Trotz aller berechtigter Kritik: Das Verfahren ist ein Meilenstein in der Geschichte der Republik

Die Bedeutung solch historischer Prozesse wird meist erst im Nachhinein erkannt: ihre Rolle für die Erkenntnis von Recht und Unrecht, ihr Anstoß für die Reform von Gesetzen, ihre nachhaltige Wirkung auf die Gesellschaft. So ist es auch beim NSU-Prozess. Diese Bedeutung geht derzeit manchmal unter in der allgemeinen Kritik. Ja: Dieser Prozess ist zum mahnenden Beispiel dafür geworden, dass das Strafprozessrecht dringend geändert werden muss - einige Verteidiger nutzen ihre Rechte als Blockadeinstrument; ihnen ist nicht mehr die Wahrheitsfindung wichtig, sie arbeiten nahe an der Sabotage.

All diese Kritik am Prozess ist richtig. Doch es wird dabei übersehen, was er in den vergangenen fünf Jahren geleistet hat: Er hat den Blick der Gesellschaft dahin gerichtet, wo es wehtut; dorthin, wo die Mehrheit jahrelang nicht hinschauen wollte. Er zeigt schmerzhaft, dass es vor allem in den neuen Ländern Mainstream geworden ist, rechts zu sein; dass es in manchen Orten schrecklich normal ist, dass sich jeder bedroht fühlt, der etwas anders aussieht als der Durchschnittsdeutsche. Am erschreckendsten aber ist die Erkenntnis, dass es auch nach fünf Jahren NSU-Prozess Leute gibt, die die gezielte Ermordung von zehn Menschen für einen Kollateralschaden halten im Kampf gegen die angebliche Überfremdung Deutschlands.

Der Prozess hat gezeigt, dass rechtes Gedankengut in der Mitte der Gesellschaft angekommen ist. Zu lange hat man den Rechtsextremismus abgetan als Randproblem im Osten, als temporäre Erscheinung von Enttäuschten nach der Wende - als etwas, das sich schon auswachsen werde, wenn die Wirtschaft anzieht und die Leute mehr Geld haben. Nun gibt es Arbeit, und den meisten Leuten geht es gut. Dennoch marschiert in Sachsen der Mob von Pegida und zieht die rechtspopulistische AfD in die Parlamente ein. Selbst in Bayern mit seiner konservativen CSU steht die AfD bei zwölf Prozent.

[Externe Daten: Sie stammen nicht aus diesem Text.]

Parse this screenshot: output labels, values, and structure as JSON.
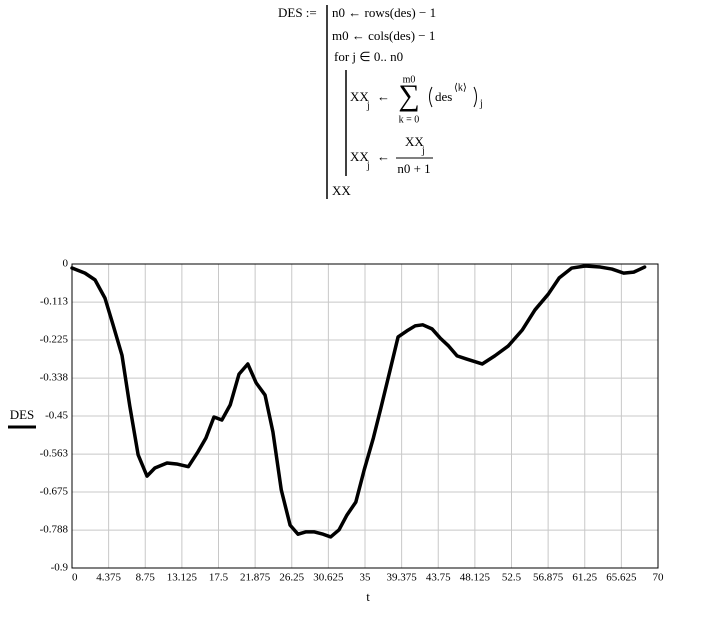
{
  "formula": {
    "assign": "DES :=",
    "lines": [
      "n0 ← rows(des) − 1",
      "m0 ← cols(des) − 1",
      "for  j ∈ 0.. n0"
    ],
    "sum": {
      "lhs": "XX",
      "lhs_sub": "j",
      "arrow": "←",
      "upper": "m0",
      "sigma": "∑",
      "lower": "k = 0",
      "body": "des",
      "sup": "⟨k⟩",
      "body_sub": "j"
    },
    "div": {
      "lhs": "XX",
      "lhs_sub": "j",
      "arrow": "←",
      "num": "XX",
      "num_sub": "j",
      "den": "n0 + 1"
    },
    "result": "XX"
  },
  "chart_data": {
    "type": "line",
    "y_label": "DES",
    "x_label": "t",
    "color": "#000000",
    "grid": true,
    "x": [
      0,
      1.55,
      2.75,
      3.94,
      4.9,
      5.97,
      6.9,
      7.9,
      8.96,
      9.9,
      11.35,
      12.5,
      13.9,
      15.05,
      16.0,
      16.96,
      17.9,
      18.9,
      19.95,
      21.0,
      22.0,
      23.06,
      24.0,
      25.0,
      26.05,
      27.0,
      27.96,
      28.9,
      30.0,
      30.9,
      31.9,
      32.85,
      33.9,
      34.9,
      36.0,
      36.9,
      38.0,
      38.95,
      40.0,
      41.0,
      41.9,
      43.0,
      43.97,
      45.0,
      46.0,
      47.1,
      49.0,
      50.5,
      52.1,
      53.8,
      55.3,
      56.9,
      58.2,
      59.7,
      61.3,
      63.1,
      64.5,
      65.9,
      67.1,
      68.4
    ],
    "values": [
      -0.012,
      -0.027,
      -0.047,
      -0.101,
      -0.18,
      -0.27,
      -0.42,
      -0.565,
      -0.628,
      -0.604,
      -0.589,
      -0.592,
      -0.6,
      -0.556,
      -0.515,
      -0.453,
      -0.462,
      -0.417,
      -0.326,
      -0.296,
      -0.352,
      -0.388,
      -0.497,
      -0.669,
      -0.773,
      -0.8,
      -0.793,
      -0.793,
      -0.8,
      -0.808,
      -0.787,
      -0.743,
      -0.705,
      -0.61,
      -0.515,
      -0.426,
      -0.314,
      -0.216,
      -0.198,
      -0.183,
      -0.18,
      -0.192,
      -0.219,
      -0.243,
      -0.272,
      -0.281,
      -0.296,
      -0.272,
      -0.243,
      -0.195,
      -0.136,
      -0.089,
      -0.041,
      -0.012,
      -0.006,
      -0.009,
      -0.015,
      -0.027,
      -0.024,
      -0.009
    ],
    "xlim": [
      0,
      70
    ],
    "ylim": [
      -0.9,
      0
    ],
    "xticks": [
      0,
      4.375,
      8.75,
      13.125,
      17.5,
      21.875,
      26.25,
      30.625,
      35,
      39.375,
      43.75,
      48.125,
      52.5,
      56.875,
      61.25,
      65.625,
      70
    ],
    "yticks": [
      0,
      -0.113,
      -0.225,
      -0.338,
      -0.45,
      -0.563,
      -0.675,
      -0.788,
      -0.9
    ]
  }
}
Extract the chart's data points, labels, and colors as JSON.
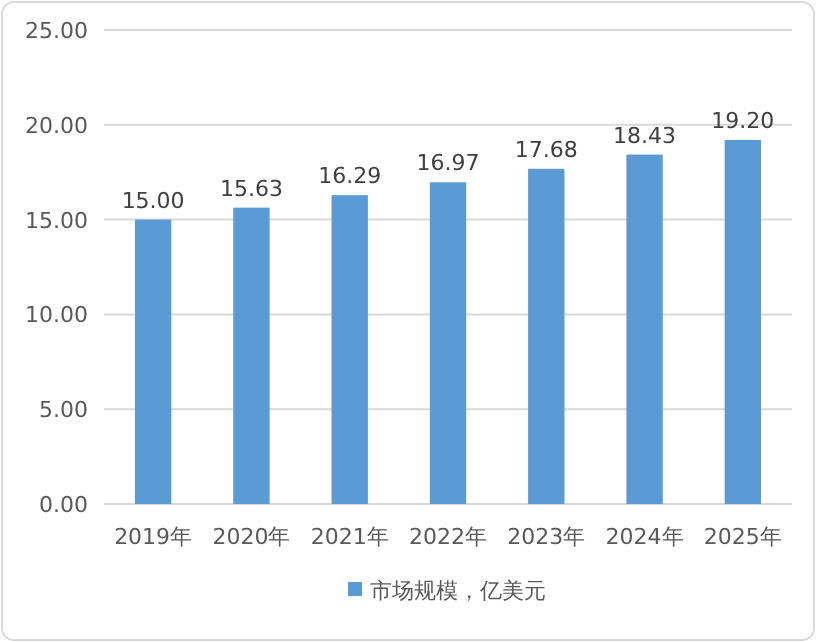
{
  "chart_data": {
    "type": "bar",
    "categories": [
      "2019年",
      "2020年",
      "2021年",
      "2022年",
      "2023年",
      "2024年",
      "2025年"
    ],
    "series": [
      {
        "name": "市场规模，亿美元",
        "color": "#5b9bd5",
        "values": [
          15.0,
          15.63,
          16.29,
          16.97,
          17.68,
          18.43,
          19.2
        ]
      }
    ],
    "ylim": [
      0,
      25
    ],
    "yticks": [
      {
        "value": 0,
        "label": "0.00"
      },
      {
        "value": 5,
        "label": "5.00"
      },
      {
        "value": 10,
        "label": "10.00"
      },
      {
        "value": 15,
        "label": "15.00"
      },
      {
        "value": 20,
        "label": "20.00"
      },
      {
        "value": 25,
        "label": "25.00"
      }
    ],
    "value_labels": [
      "15.00",
      "15.63",
      "16.29",
      "16.97",
      "17.68",
      "18.43",
      "19.20"
    ],
    "grid": "y",
    "legend": "bottom"
  }
}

13 Jahre lang, zwischen 1998 und 2011, haben Staat und Gesellschaft die Augen verschlossen vor der Dimension des NSU. Die Bedeutung des Prozesses gegen Beate Zschäpe und ihre Helfer wird sich vor allem daran messen, ob die Gesellschaft aus ihm lernt: dass sie Haltung zeigen muss gegen alle Demokratiefeinde. Denn deren Macht schwindet nicht, wenn man wegschaut. Sie wächst.